Predictably enough, the mainstream media was accused of ignoring all of the issues mentioned above.

There appears to be some confusion as to where the Irish yellow vest movement sits on the political spectrum. There have been anti-immigration and far-right sentiments expressed at rallies.

But there is very little, if any, appetite for far-right politics in Ireland. A few laughable organisations have popped up over the years but are mostly treated with disdain by the public.

Similarly, self-described far-left activists are anxious to pin their colours to the international movement. However, they seem to be getting lost in the miasma of their counterparts on the other side of the political spectrum.

Even the far-left parties in Leinster House are steering clear of the protest movement.

These groups barely capitalised on the recession and are going to find themselves increasingly squeezed as the economy returns to better health.

They will have a voice but they are destined to remain on the fringes of Irish politics. However, they realise the yellow vests are not going to make them relevant.

Even the so-called socialists in Sinn Fein are coming around to the ways of capitalism when it comes to their own salaries.

Violent protests are rare in Ireland. Even during the austerity years, mass street protests rarely turned overly nasty.

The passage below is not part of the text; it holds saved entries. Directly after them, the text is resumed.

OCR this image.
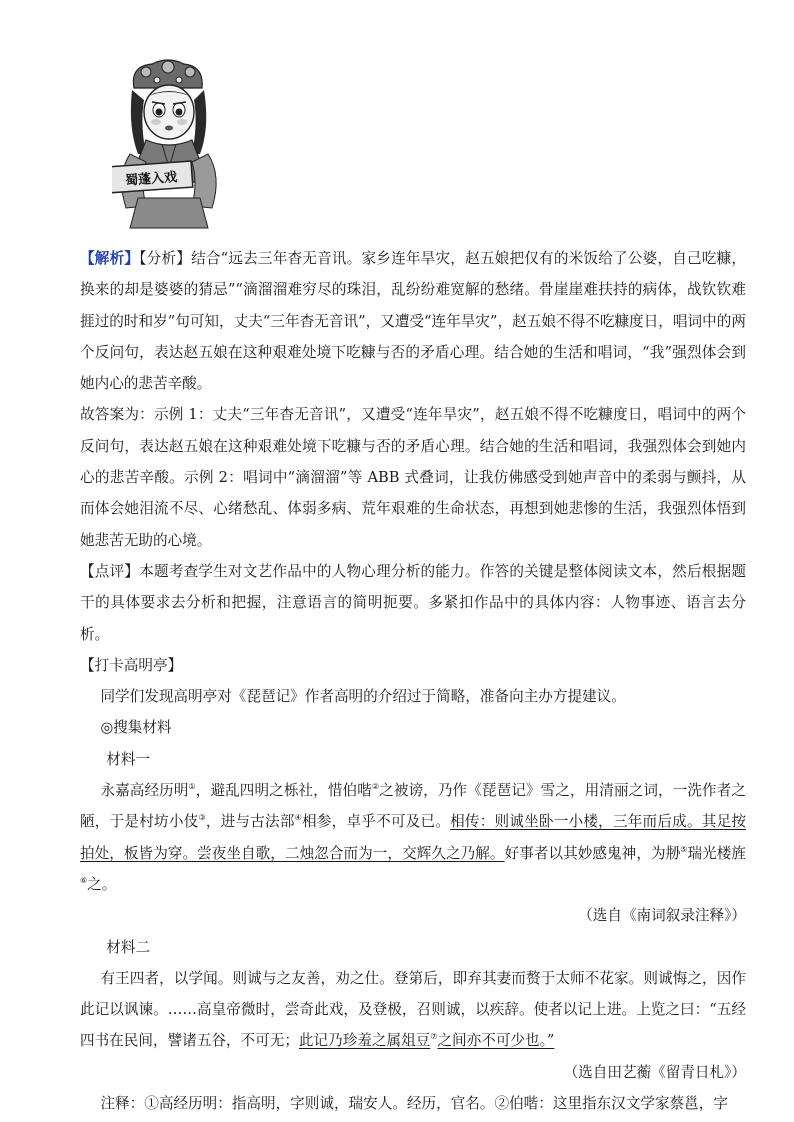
蜀蓬入戏

【解析】【分析】结合“远去三年杳无音讯。家乡连年旱灾，赵五娘把仅有的米饭给了公婆，自己吃糠，换来的却是婆婆的猜忌”“滴溜溜难穷尽的珠泪，乱纷纷难宽解的愁绪。骨崖崖难扶持的病体，战钦钦难捱过的时和岁”句可知，丈夫“三年杳无音讯”，又遭受“连年旱灾”，赵五娘不得不吃糠度日，唱词中的两个反问句，表达赵五娘在这种艰难处境下吃糠与否的矛盾心理。结合她的生活和唱词，“我”强烈体会到她内心的悲苦辛酸。

故答案为：示例 1：丈夫“三年杳无音讯”，又遭受“连年旱灾”，赵五娘不得不吃糠度日，唱词中的两个反问句，表达赵五娘在这种艰难处境下吃糠与否的矛盾心理。结合她的生活和唱词，我强烈体会到她内心的悲苦辛酸。示例 2：唱词中“滴溜溜”等 ABB 式叠词，让我仿佛感受到她声音中的柔弱与颤抖，从而体会她泪流不尽、心绪愁乱、体弱多病、荒年艰难的生命状态，再想到她悲惨的生活，我强烈体悟到她悲苦无助的心境。

【点评】本题考查学生对文艺作品中的人物心理分析的能力。作答的关键是整体阅读文本，然后根据题干的具体要求去分析和把握，注意语言的简明扼要。多紧扣作品中的具体内容：人物事迹、语言去分析。

【打卡高明亭】

同学们发现高明亭对《琵琶记》作者高明的介绍过于简略，准备向主办方提建议。

◎搜集材料

材料一

永嘉高经历明①，避乱四明之栎社，惜伯喈②之被谤，乃作《琵琶记》雪之，用清丽之词，一洗作者之陋，于是村坊小伎③，进与古法部④相参，卓乎不可及已。相传：则诚坐卧一小楼，三年而后成。其足按拍处，板皆为穿。尝夜坐自歌，二烛忽合而为一，交辉久之乃解。好事者以其妙感鬼神，为刱⑤瑞光楼旌⑥之。

（选自《南词叙录注释》）

材料二

有王四者，以学闻。则诚与之友善，劝之仕。登第后，即弃其妻而赘于太师不花家。则诚悔之，因作此记以讽谏。……高皇帝微时，尝奇此戏，及登极，召则诚，以疾辞。使者以记上进。上览之曰：“五经四书在民间，譬诸五谷，不可无；此记乃珍羞之属俎豆⑦之间亦不可少也。”

（选自田艺蘅《留青日札》）

注释：①高经历明：指高明，字则诚，瑞安人。经历，官名。②伯喈：这里指东汉文学家蔡邕，字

The Greeks looted and clashed with police when their country was crippled by the crash.

In Ireland, people did protest. Thousands took to the streets to demonstrate against new taxes, bank bailouts and water charges. But for the most part, the protests were peaceful and dignified.

And a violent uprising is unlikely to be caused by a handful of protesters spouting conspiracy theories and throwing their protective headwear around the streets. But I could be wrong.